What alternatives to the feature have been considered?

Continuing to use PATs.

[carlocab]

Here is an incomplete list of workflows that currently use PATs. It is not complete because I don't have all official repositories tapped. The list is relative to HOMEBREW_REPOSITORY.

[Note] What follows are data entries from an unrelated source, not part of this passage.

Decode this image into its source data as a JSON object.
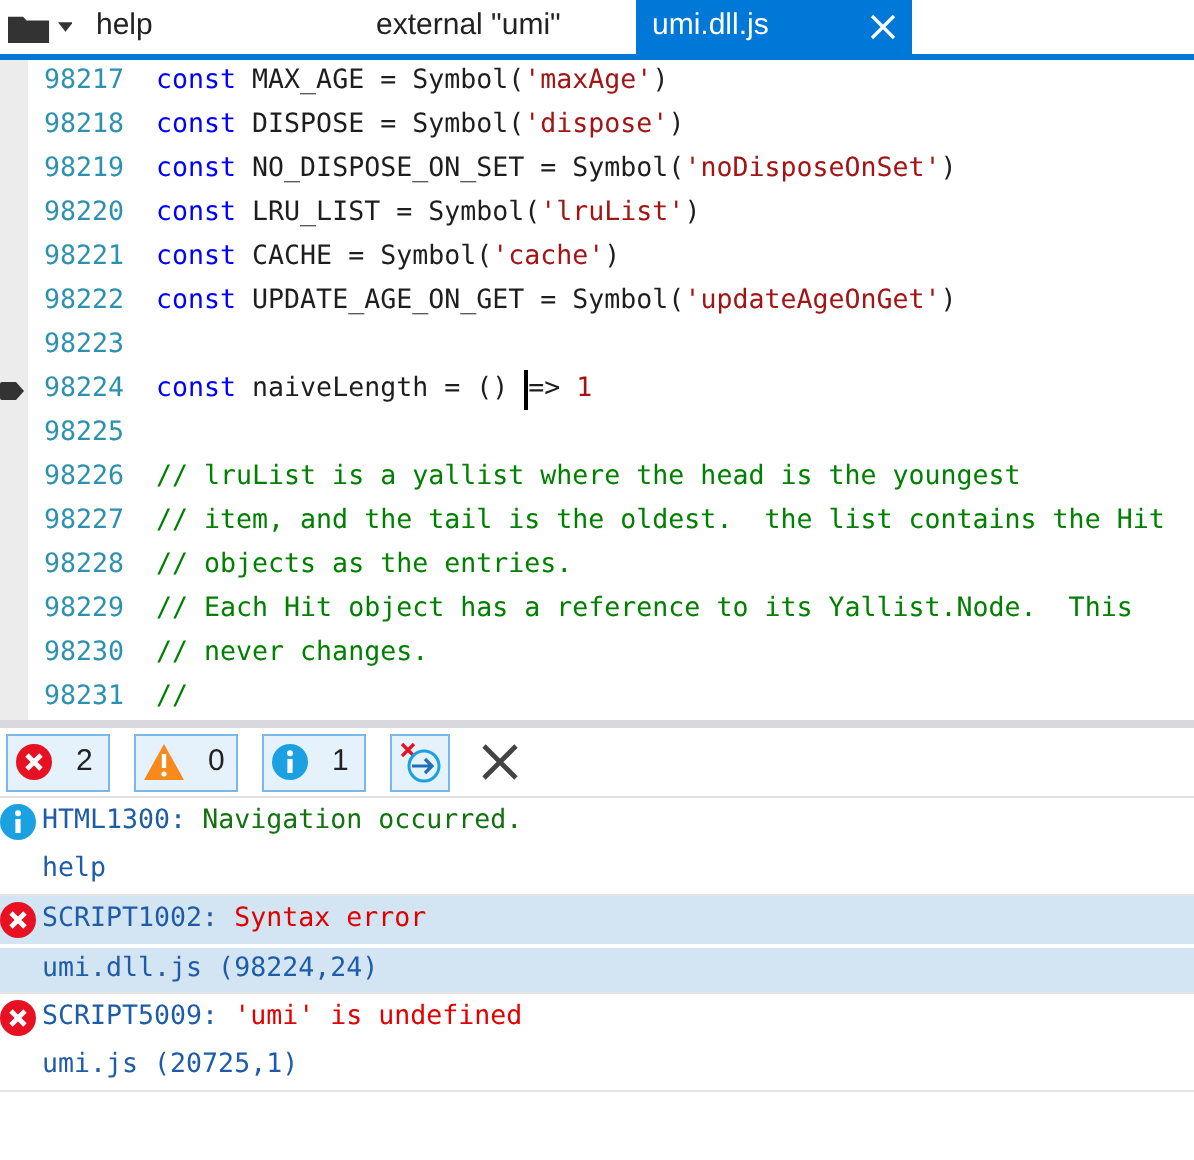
{
  "tabs": [
    {
      "label": "help",
      "selected": false,
      "closable": false
    },
    {
      "label": "external \"umi\"",
      "selected": false,
      "closable": false
    },
    {
      "label": "umi.dll.js",
      "selected": true,
      "closable": true
    }
  ],
  "code_lines": [
    {
      "number": "98217",
      "segments": [
        {
          "kind": "keyword",
          "text": "const"
        },
        {
          "kind": "plain",
          "text": " MAX_AGE = Symbol("
        },
        {
          "kind": "string",
          "text": "'maxAge'"
        },
        {
          "kind": "plain",
          "text": ")"
        }
      ]
    },
    {
      "number": "98218",
      "segments": [
        {
          "kind": "keyword",
          "text": "const"
        },
        {
          "kind": "plain",
          "text": " DISPOSE = Symbol("
        },
        {
          "kind": "string",
          "text": "'dispose'"
        },
        {
          "kind": "plain",
          "text": ")"
        }
      ]
    },
    {
      "number": "98219",
      "segments": [
        {
          "kind": "keyword",
          "text": "const"
        },
        {
          "kind": "plain",
          "text": " NO_DISPOSE_ON_SET = Symbol("
        },
        {
          "kind": "string",
          "text": "'noDisposeOnSet'"
        },
        {
          "kind": "plain",
          "text": ")"
        }
      ]
    },
    {
      "number": "98220",
      "segments": [
        {
          "kind": "keyword",
          "text": "const"
        },
        {
          "kind": "plain",
          "text": " LRU_LIST = Symbol("
        },
        {
          "kind": "string",
          "text": "'lruList'"
        },
        {
          "kind": "plain",
          "text": ")"
        }
      ]
    },
    {
      "number": "98221",
      "segments": [
        {
          "kind": "keyword",
          "text": "const"
        },
        {
          "kind": "plain",
          "text": " CACHE = Symbol("
        },
        {
          "kind": "string",
          "text": "'cache'"
        },
        {
          "kind": "plain",
          "text": ")"
        }
      ]
    },
    {
      "number": "98222",
      "segments": [
        {
          "kind": "keyword",
          "text": "const"
        },
        {
          "kind": "plain",
          "text": " UPDATE_AGE_ON_GET = Symbol("
        },
        {
          "kind": "string",
          "text": "'updateAgeOnGet'"
        },
        {
          "kind": "plain",
          "text": ")"
        }
      ]
    },
    {
      "number": "98223"
    },
    {
      "number": "98224",
      "breakpoint": true,
      "segments": [
        {
          "kind": "keyword",
          "text": "const"
        },
        {
          "kind": "plain",
          "text": " naiveLength = () "
        },
        {
          "kind": "plain",
          "text": "=> ",
          "cursor_before": true
        },
        {
          "kind": "number",
          "text": "1"
        }
      ]
    },
    {
      "number": "98225"
    },
    {
      "number": "98226",
      "segments": [
        {
          "kind": "comment",
          "text": "// lruList is a yallist where the head is the youngest"
        }
      ]
    },
    {
      "number": "98227",
      "segments": [
        {
          "kind": "comment",
          "text": "// item, and the tail is the oldest.  the list contains the Hit"
        }
      ]
    },
    {
      "number": "98228",
      "segments": [
        {
          "kind": "comment",
          "text": "// objects as the entries."
        }
      ]
    },
    {
      "number": "98229",
      "segments": [
        {
          "kind": "comment",
          "text": "// Each Hit object has a reference to its Yallist.Node.  This"
        }
      ]
    },
    {
      "number": "98230",
      "segments": [
        {
          "kind": "comment",
          "text": "// never changes."
        }
      ]
    },
    {
      "number": "98231",
      "segments": [
        {
          "kind": "comment",
          "text": "//"
        }
      ]
    }
  ],
  "filters": [
    {
      "kind": "error",
      "count": "2",
      "selected": true
    },
    {
      "kind": "warning",
      "count": "0",
      "selected": true
    },
    {
      "kind": "info",
      "count": "1",
      "selected": true
    }
  ],
  "messages": [
    {
      "kind": "info",
      "code": "HTML1300:",
      "text": "Navigation occurred.",
      "source": "help",
      "selected": false
    },
    {
      "kind": "error",
      "code": "SCRIPT1002:",
      "text": "Syntax error",
      "source": "umi.dll.js (98224,24)",
      "selected": true
    },
    {
      "kind": "error",
      "code": "SCRIPT5009:",
      "text": "'umi' is undefined",
      "source": "umi.js (20725,1)",
      "selected": false
    }
  ]
}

❯ rg -uu -l -g'**/.github/workflows/*.yml' 'secrets\.HOMEBREW_([A-Z]*_)*TOKEN'
Library/Taps/homebrew/homebrew-cask-fonts/.github/workflows/google-fonts.yml
Library/Taps/homebrew/homebrew-cask-fonts/.github/workflows/automerge.yml
Library/Taps/homebrew/homebrew-cask-fonts/.github/workflows/autobump.yml
Library/Taps/homebrew/homebrew-cask-fonts/.github/workflows/rebase.yml
Library/Taps/homebrew/homebrew-cask-fonts/.github/workflows/dispatch-command.yml
Library/Taps/homebrew/homebrew-cask-fonts/.github/workflows/triage.yml
Library/Taps/homebrew/homebrew-cask-fonts/.github/workflows/rerun-workflow.yml
.github/workflows/docker.yml
.github/workflows/tests.yml
.github/workflows/sponsors-maintainers-man-completions.yml
.github/workflows/spdx.yml
.github/workflows/sorbet.yml
Library/Taps/homebrew/homebrew-cask/.github/workflows/sync-templates-and-ci-config.yml
Library/Taps/homebrew/homebrew-cask/.github/workflows/automerge.yml
Library/Taps/homebrew/homebrew-cask/.github/workflows/autobump.yml
Library/Taps/homebrew/homebrew-cask/.github/workflows/sync-labels.yml
Library/Taps/homebrew/homebrew-cask/.github/workflows/rebase.yml
Library/Taps/homebrew/homebrew-cask/.github/workflows/dispatch-command.yml
Library/Taps/homebrew/homebrew-cask/.github/workflows/bump-unversioned-casks.yml
Library/Taps/homebrew/homebrew-cask/.github/workflows/triage.yml
Library/Taps/homebrew/homebrew-cask/.github/workflows/rerun-workflow.yml
Library/Taps/homebrew/homebrew-core/.github/workflows/autobump.yml
Library/Taps/homebrew/homebrew-core/.github/workflows/dispatch-build-bottle.yml
Library/Taps/homebrew/homebrew-core/.github/workflows/publish-commit-bottles.yml
Library/Taps/homebrew/homebrew-core/.github/workflows/dispatch-rebottle.yml
Library/Taps/homebrew/homebrew-core/.github/workflows/create-replacement-pr.yml
Library/Taps/homebrew/homebrew-core/.github/workflows/recreate-linux-runners.yml
Library/Taps/homebrew/homebrew-core/.github/workflows/remove-disabled-formulae.yml

[github-actions]

This issue has been automatically marked as stale because it has not had recent activity. It will be closed if no further activity occurs.